Как раз в то время Борис поступил работать на железную дорогу. Ему сказали, что на станции есть поликлиника и Химу, как жену рабочего, врачи обязаны лечить. Хима долго отказывалась идти к врачам. Но наконец Борис уговорил ее. Она нарядилась во все лучшее и пошла. Однако на станции не оказалось врача, понимающего толк в таком тонком деле. Химе выписали бумажку и бесплатный билет в Каширу.
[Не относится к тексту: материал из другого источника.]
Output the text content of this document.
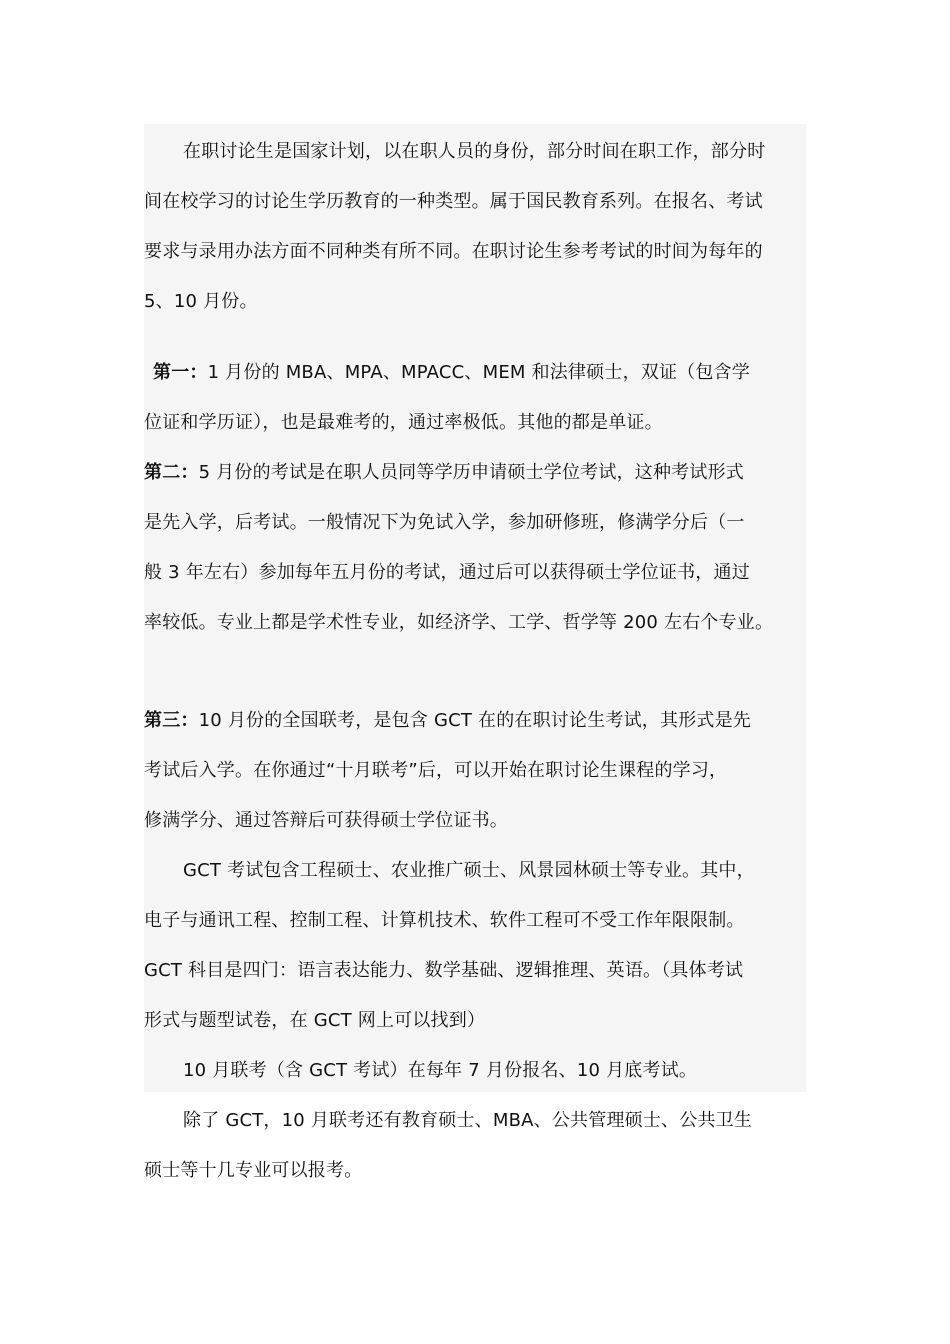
在职讨论生是国家计划，以在职人员的身份，部分时间在职工作，部分时
间在校学习的讨论生学历教育的一种类型。属于国民教育系列。在报名、考试
要求与录用办法方面不同种类有所不同。在职讨论生参考考试的时间为每年的
5、10 月份。
第一：1 月份的 MBA、MPA、MPACC、MEM 和法律硕士，双证（包含学
位证和学历证），也是最难考的，通过率极低。其他的都是单证。
第二：5 月份的考试是在职人员同等学历申请硕士学位考试，这种考试形式
是先入学，后考试。一般情况下为免试入学，参加研修班，修满学分后（一
般 3 年左右）参加每年五月份的考试，通过后可以获得硕士学位证书，通过
率较低。专业上都是学术性专业，如经济学、工学、哲学等 200 左右个专业。
第三：10 月份的全国联考，是包含 GCT 在的在职讨论生考试，其形式是先
考试后入学。在你通过“十月联考”后，可以开始在职讨论生课程的学习，
修满学分、通过答辩后可获得硕士学位证书。
GCT 考试包含工程硕士、农业推广硕士、风景园林硕士等专业。其中，
电子与通讯工程、控制工程、计算机技术、软件工程可不受工作年限限制。
GCT 科目是四门：语言表达能力、数学基础、逻辑推理、英语。（具体考试
形式与题型试卷，在 GCT 网上可以找到）
10 月联考（含 GCT 考试）在每年 7 月份报名、10 月底考试。
除了 GCT，10 月联考还有教育硕士、MBA、公共管理硕士、公共卫生
硕士等十几专业可以报考。
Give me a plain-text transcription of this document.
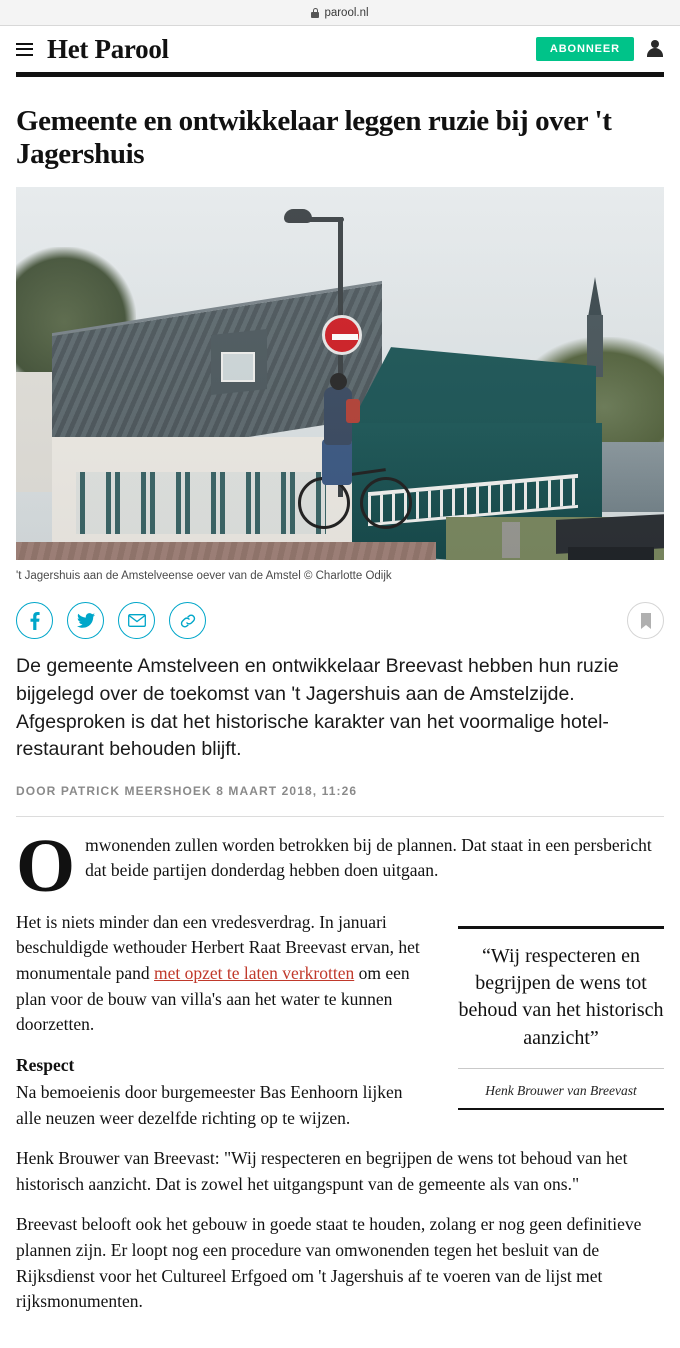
parool.nl
Het Parool	ABONNEER
Gemeente en ontwikkelaar leggen ruzie bij over 't Jagershuis
't Jagershuis aan de Amstelveense oever van de Amstel © Charlotte Odijk
De gemeente Amstelveen en ontwikkelaar Breevast hebben hun ruzie bijgelegd over de toekomst van 't Jagershuis aan de Amstelzijde. Afgesproken is dat het historische karakter van het voormalige hotel-restaurant behouden blijft.
DOOR PATRICK MEERSHOEK 8 MAART 2018, 11:26

Omwonenden zullen worden betrokken bij de plannen. Dat staat in een persbericht dat beide partijen donderdag hebben doen uitgaan.

Het is niets minder dan een vredesverdrag. In januari beschuldigde wethouder Herbert Raat Breevast ervan, het monumentale pand met opzet te laten verkrotten om een plan voor de bouw van villa's aan het water te kunnen doorzetten.

Respect

Na bemoeienis door burgemeester Bas Eenhoorn lijken alle neuzen weer dezelfde richting op te wijzen.

“Wij respecteren en begrijpen de wens tot behoud van het historisch aanzicht”
Henk Brouwer van Breevast

Henk Brouwer van Breevast: "Wij respecteren en begrijpen de wens tot behoud van het historisch aanzicht. Dat is zowel het uitgangspunt van de gemeente als van ons."

Breevast belooft ook het gebouw in goede staat te houden, zolang er nog geen definitieve plannen zijn. Er loopt nog een procedure van omwonenden tegen het besluit van de Rijksdienst voor het Cultureel Erfgoed om 't Jagershuis af te voeren van de lijst met rijksmonumenten.
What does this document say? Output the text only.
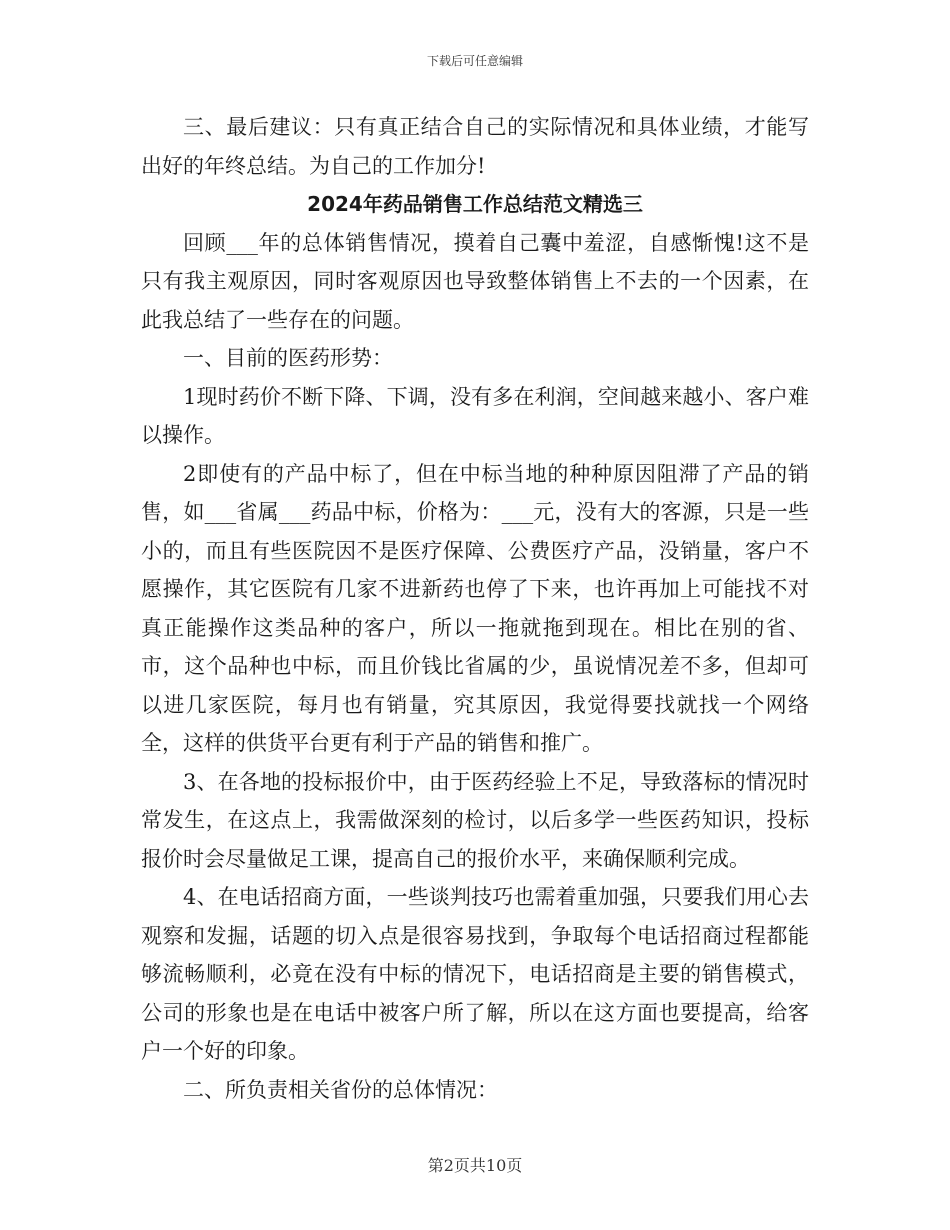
下载后可任意编辑

三、最后建议：只有真正结合自己的实际情况和具体业绩，才能写出好的年终总结。为自己的工作加分!

2024年药品销售工作总结范文精选三

回顾___年的总体销售情况，摸着自己囊中羞涩，自感惭愧!这不是只有我主观原因，同时客观原因也导致整体销售上不去的一个因素，在此我总结了一些存在的问题。

一、目前的医药形势：

1现时药价不断下降、下调，没有多在利润，空间越来越小、客户难以操作。

2即使有的产品中标了，但在中标当地的种种原因阻滞了产品的销售，如___省属___药品中标，价格为：___元，没有大的客源，只是一些小的，而且有些医院因不是医疗保障、公费医疗产品，没销量，客户不愿操作，其它医院有几家不进新药也停了下来，也许再加上可能找不对真正能操作这类品种的客户，所以一拖就拖到现在。相比在别的省、市，这个品种也中标，而且价钱比省属的少，虽说情况差不多，但却可以进几家医院，每月也有销量，究其原因，我觉得要找就找一个网络全，这样的供货平台更有利于产品的销售和推广。

3、在各地的投标报价中，由于医药经验上不足，导致落标的情况时常发生，在这点上，我需做深刻的检讨，以后多学一些医药知识，投标报价时会尽量做足工课，提高自己的报价水平，来确保顺利完成。

4、在电话招商方面，一些谈判技巧也需着重加强，只要我们用心去观察和发掘，话题的切入点是很容易找到，争取每个电话招商过程都能够流畅顺利，必竟在没有中标的情况下，电话招商是主要的销售模式，公司的形象也是在电话中被客户所了解，所以在这方面也要提高，给客户一个好的印象。

二、所负责相关省份的总体情况：

第2页共10页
В Каширу они поехали оба. Правда, к врачу Хима ходила одна, без мужа. Во врачебном кабинете пробыла она долго; врач выписал ей рецепт и сказал, что надо лечиться. Выйдя от врача, Хима показала рецепт Борису, и поскольку муж смыслил в латыни столько же, как и сама Хима, то оба они не знали, что с этой бумажкой делать. Решили зайти в аптеку. Там тоже долго изучали мудреный рецепт, а потом сказали, что у них сейчас нет таких лекарств. Борис с Химой купили вязку баранок и поехали обратно домой.
Дома бумажку, выписанную врачом, Хима сунула за божницу. Поглядеть, бумажка та и теперь там лежит.
Сначала, когда они были помоложе, думалось, что еще все впереди. Даст господь бог, и у них появятся дети.
Но шел год за годом, а детей все не было. Они смирились было с мыслью, что им всю жизнь коротать одним. А тут как-то в самом конце войны Борис и говорит:
— Давай, Хима, возьмем себе ребенка из детдома. Все веселей будет.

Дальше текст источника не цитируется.